Your goal in advertising is really to influence a buying decision. So why would you interrupt that influence? Instead, you should stack several influencing statements that are generally agreeable… but that’s for explaining in another blog post.
So are you saying I can never ask questions in my advertising?
I’m not saying it’s NEVER acceptable to ask a question in advertising, but quite frankly, I can’t think of an instance where it’s better to ask a question than make a statement.
Here’s another good example. I designed a post card for a pest control operation once, and the owner wanted the main text on the card say “Are you paying too much for your Pest Control?” Uh, no. Subconscious is now distracted, and doesn’t get influenced by anything else on the card that would lead to a buying decision.
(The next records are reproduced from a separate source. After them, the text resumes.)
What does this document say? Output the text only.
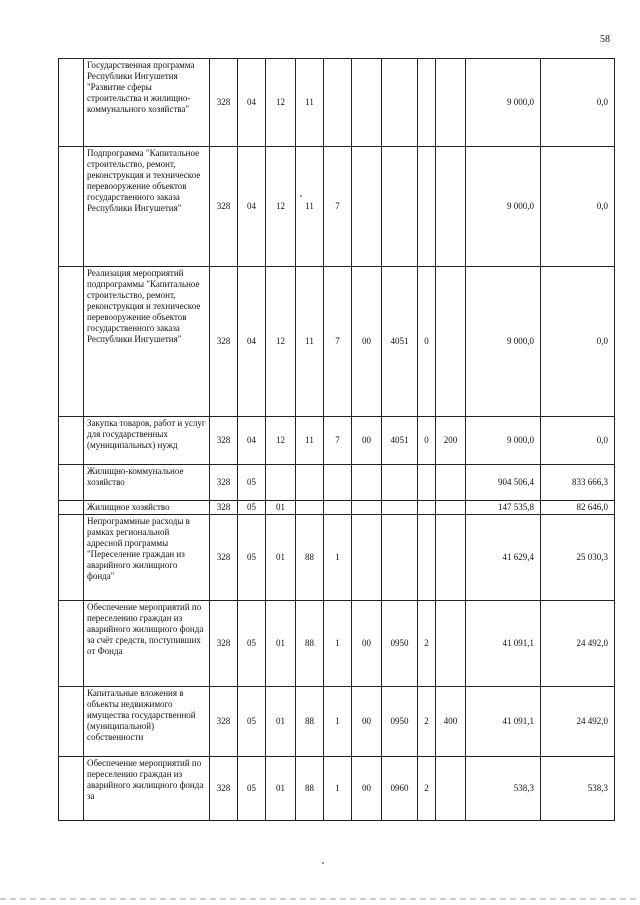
58
	Государственная программа Республики Ингушетия "Развитие сферы строительства и жилищно-коммунального хозяйства"	328	04	12	11						9 000,0	0,0
	Подпрограмма "Капитальное строительство, ремонт, реконструкция и техническое перевооружение объектов государственного заказа Республики Ингушетия"	328	04	12	11	7					9 000,0	0,0
	Реализация мероприятий подпрограммы "Капитальное строительство, ремонт, реконструкция и техническое перевооружение объектов государственного заказа Республики Ингушетия"	328	04	12	11	7	00	4051	0		9 000,0	0,0
	Закупка товаров, работ и услуг для государственных (муниципальных) нужд	328	04	12	11	7	00	4051	0	200	9 000,0	0,0
	Жилищно-коммунальное хозяйство	328	05								904 506,4	833 666,3
	Жилищное хозяйство	328	05	01							147 535,8	82 646,0
	Непрограммные расходы в рамках региональной адресной программы "Переселение граждан из аварийного жилищного фонда"	328	05	01	88	1					41 629,4	25 030,3
	Обеспечение мероприятий по переселению граждан из аварийного жилищного фонда за счёт средств, поступивших от Фонда	328	05	01	88	1	00	0950	2		41 091,1	24 492,0
	Капитальные вложения в объекты недвижимого имущества государственной (муниципальной) собственности	328	05	01	88	1	00	0950	2	400	41 091,1	24 492,0
	Обеспечение мероприятий по переселению граждан из аварийного жилищного фонда за	328	05	01	88	1	00	0960	2		538,3	538,3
So knowing that this was bad copy-writing, I proposed the main text should read “Find out how much you can save on your pest control service!”
Head vs. Emotions
Here’s some further explanation of how asking questions is a subconscious distraction. Questions put people “in their head”. Marketing is more effective when it stays emotional. Asking a question puts someone in a cognitive state (the mind) instead of an influential emotional one.
The lesson learned here is keep the consumers of your marketing message in their emotions, not in their head.
If you can ask a question, then you can change it to be a statement.
So if you’re tempted to ask a question in your advertising copy, try changing your question into a statement instead.
Are you paying too much on your car insurance? vs.
Find out how much you can save on your car insurance.
Is your house infested with termites? vs.
Have the peace of mind that no termites are infesting your house.
Do you need new windows in your house? vs.
Save money in every heating bill by installing double-paned windows.
So what do you think? Is asking questions in copy-writing a bad idea?